The D10 for urethra predicted stricture development, but this correlated directly to the fractionation schedule. The other predictive factor, on multivariate MS-275 chemical structure analysis, was a prostate-specific antigen level lower than 10 ng/mL. These patients had a significantly lower stricture rate. This dose correlation has been reported by other groups. Sullivan et al. (13) reported on the late stricture risk in 474 patients treated with HDRB, either as a boost or as a monotherapy. The EBRT dose used was comparable

with ours, but the HDRB schedules consisted of 16–20 Gy/4 or 19.5 Gy/3. They found a 6-year rate of 11.2% for those who received an HDRB boost to EBRT. They also reported an increased stricture rate using a high-dose single-fraction HDRB with no EBRT. In this group, the actuarial 3-year rate was 15.3%. Pellizzon et al. (14) reported a series of 108 men with a median followup of 4 months who received EBRT and HDRB boost of 16–20 Gy/4. At 5 years, the actuarial stricture free rate was 86.2%. In both these series, the actuarial outcomes are comparable with ours for 18–20 Gy/3–4. In

contrast, many studies, using biologically similar schedules to ours either do not report strictures [15], [16], [17] and [18] or report only a crude rate of less than 12% [11], [13], [19], [20], [21] and [22]. For example, recently Hsu et al. (18) reported the preliminary results of Radiation Therapy Oncology Group 0321 study. One hundred twenty-nine patients underwent a 45 Gy EBRT with an HDRB boost of 19 Gy/2. Although

the followup frame is limited, they Omipalisib molecular weight reported actuarial late genitourinary toxicity of less than 3% at 18 months. However, they neither report strictures as oxyclozanide a separate toxicity nor is it clear that the data forms used would capture these episodes with certainty.

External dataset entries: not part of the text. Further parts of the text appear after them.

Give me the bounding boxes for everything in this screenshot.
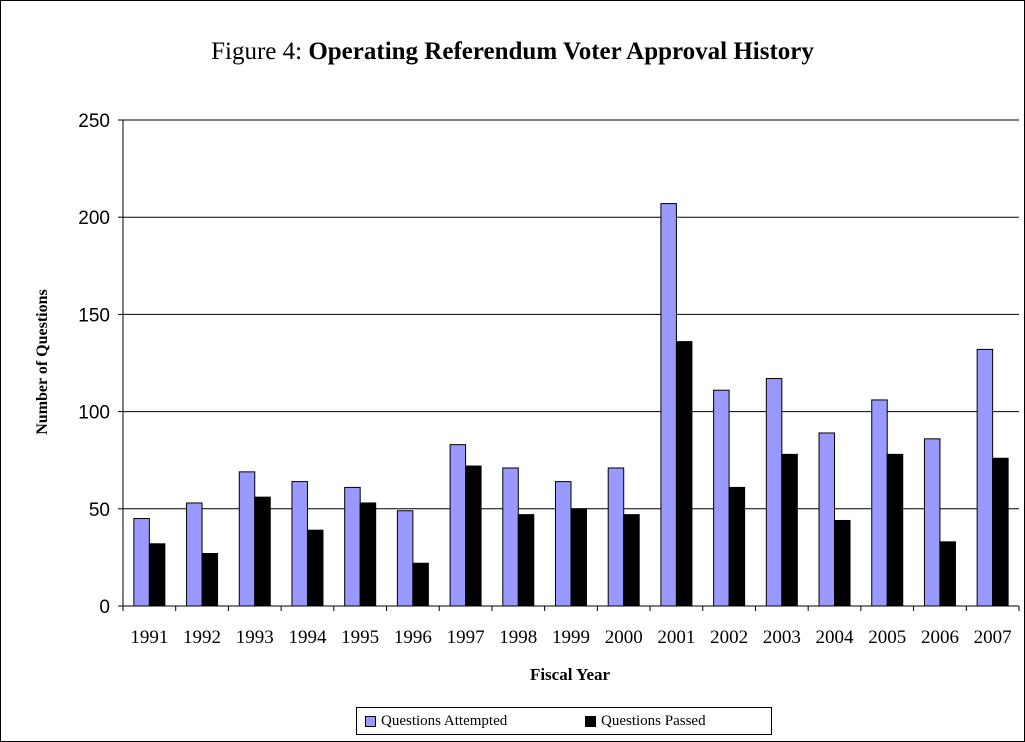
bar-passed-2005	[886, 453, 904, 607]
bar-attempted-1994	[291, 481, 308, 607]
gridlines	[123, 119, 1019, 510]
x-axis-label: Fiscal Year	[530, 665, 611, 684]
axes	[118, 119, 1020, 611]
legend-item-attempted: Questions Attempted	[365, 713, 507, 730]
bar-passed-1999	[570, 508, 587, 607]
bar-passed-1991	[148, 543, 166, 607]
x-tick-label-2002: 2002	[710, 627, 748, 648]
bar-attempted-1992	[186, 502, 203, 607]
x-tick-label-1993: 1993	[236, 627, 274, 648]
y-axis-label: Number of Questions	[34, 289, 51, 435]
bar-attempted-2000	[607, 467, 625, 607]
bar-passed-2004	[834, 519, 851, 607]
bar-attempted-2005	[871, 399, 888, 607]
x-tick-label-2006: 2006	[921, 627, 959, 648]
chart-title-main: Operating Referendum Voter Approval Hist…	[308, 38, 814, 65]
y-tick-label-100: 100	[78, 403, 110, 424]
legend-swatch-attempted	[365, 716, 376, 727]
bar-passed-1993	[254, 496, 271, 607]
legend: Questions Attempted Questions Passed	[356, 707, 772, 735]
bar-passed-1996	[412, 562, 429, 607]
x-tick-label-1996: 1996	[394, 627, 432, 648]
y-tick-label-50: 50	[89, 500, 110, 521]
x-tick-label-1992: 1992	[183, 627, 221, 648]
bar-passed-1998	[517, 514, 535, 607]
y-tick-label-200: 200	[78, 208, 110, 229]
bar-attempted-2003	[765, 378, 783, 607]
bar-chart: 0 50 100 150 200 250 1991 1992 1993 1994 1995 1996 1…	[34, 111, 1020, 684]
y-tick-label-0: 0	[99, 597, 110, 618]
bar-passed-2002	[728, 486, 746, 607]
bars	[133, 203, 1009, 607]
bar-passed-1994	[306, 529, 324, 607]
legend-item-passed: Questions Passed	[585, 713, 706, 730]
x-tick-label-1994: 1994	[288, 627, 327, 648]
tick-labels: 0 50 100 150 200 250 1991 1992 1993 1994 1995 1996 1…	[78, 111, 1011, 648]
x-tick-label-2003: 2003	[763, 627, 801, 648]
chart-title: Figure 4: Operating Referendum Voter App…	[0, 38, 1025, 66]
y-tick-label-150: 150	[78, 305, 110, 326]
x-tick-label-1991: 1991	[130, 627, 168, 648]
bar-passed-2006	[939, 541, 956, 607]
bar-attempted-2004	[818, 432, 836, 607]
bar-passed-2000	[623, 514, 640, 607]
chart-title-prefix: Figure 4:	[211, 38, 303, 65]
bar-attempted-1995	[344, 486, 361, 607]
legend-label-attempted: Questions Attempted	[381, 713, 508, 729]
y-tick-label-250: 250	[78, 111, 110, 132]
x-tick-label-2004: 2004	[816, 627, 855, 648]
legend-label-passed: Questions Passed	[601, 713, 706, 729]
x-tick-label-2007: 2007	[974, 627, 1012, 648]
x-tick-label-2005: 2005	[868, 627, 906, 648]
bar-passed-2003	[781, 453, 798, 607]
bar-attempted-1997	[449, 444, 467, 607]
bar-passed-1992	[201, 553, 219, 607]
x-tick-label-2001: 2001	[657, 627, 695, 648]
legend-swatch-passed	[585, 716, 596, 727]
bar-passed-2001	[675, 341, 693, 607]
x-tick-label-1998: 1998	[499, 627, 537, 648]
bar-attempted-2006	[923, 438, 941, 607]
bar-attempted-1998	[502, 467, 519, 607]
bar-attempted-1993	[238, 471, 256, 607]
x-tick-label-1999: 1999	[552, 627, 590, 648]
bar-attempted-1991	[133, 518, 150, 607]
bar-passed-1995	[359, 502, 377, 607]
x-tick-label-1997: 1997	[447, 627, 485, 648]
x-tick-label-2000: 2000	[605, 627, 643, 648]
bar-attempted-2007	[976, 348, 994, 607]
bar-passed-2007	[992, 457, 1009, 607]
bar-passed-1997	[465, 465, 482, 607]
bar-attempted-2001	[660, 203, 677, 607]
bar-attempted-2002	[713, 389, 730, 607]
bar-attempted-1999	[555, 481, 572, 607]
x-tick-label-1995: 1995	[341, 627, 379, 648]
bar-attempted-1996	[396, 510, 414, 607]
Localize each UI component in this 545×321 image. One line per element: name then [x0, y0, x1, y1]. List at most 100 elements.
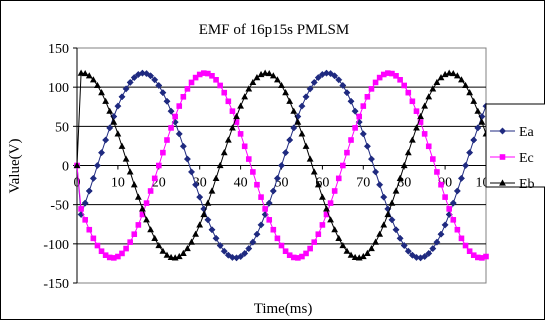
series-layer [73, 69, 490, 262]
data-point-ea [97, 149, 106, 157]
data-point-eb [404, 149, 412, 156]
data-point-eb [458, 76, 465, 83]
data-point-eb [339, 241, 347, 249]
data-point-ec [180, 94, 187, 100]
data-point-ea [175, 130, 183, 138]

We were able to document the site of stricture in the vast majority of patients. Consistent with the literature, 43 of 45 strictures were at, or below, the apex. Only 1 patient had an intraprostatic stricture and 1 had a bladder neck contracture. Sullivan et al. (13) reported almost identical pattern of stricture positions, with 35 of 38 strictures seen in the bulbomembranous urethra. The position of strictures, at or below the apex, is suggestive of dose sensitivity in this anatomic region. In a retrospective analysis, Mohammed et al. (11) found that the risk of stricture was significantly associated with a bulbomembranous urethral “hotspot.” In this current analysis, we have not measured dose in the bulbar/apex region. However, a higher urethral D10 correlated to the risk of stricture formation. Therefore, the acceptable maximum to the urethra has, as an absolute value, increased with each change in dose fractionation. If this maximal region is in the apex or bulbar region, any caudal needle movement may increase the stricture risk.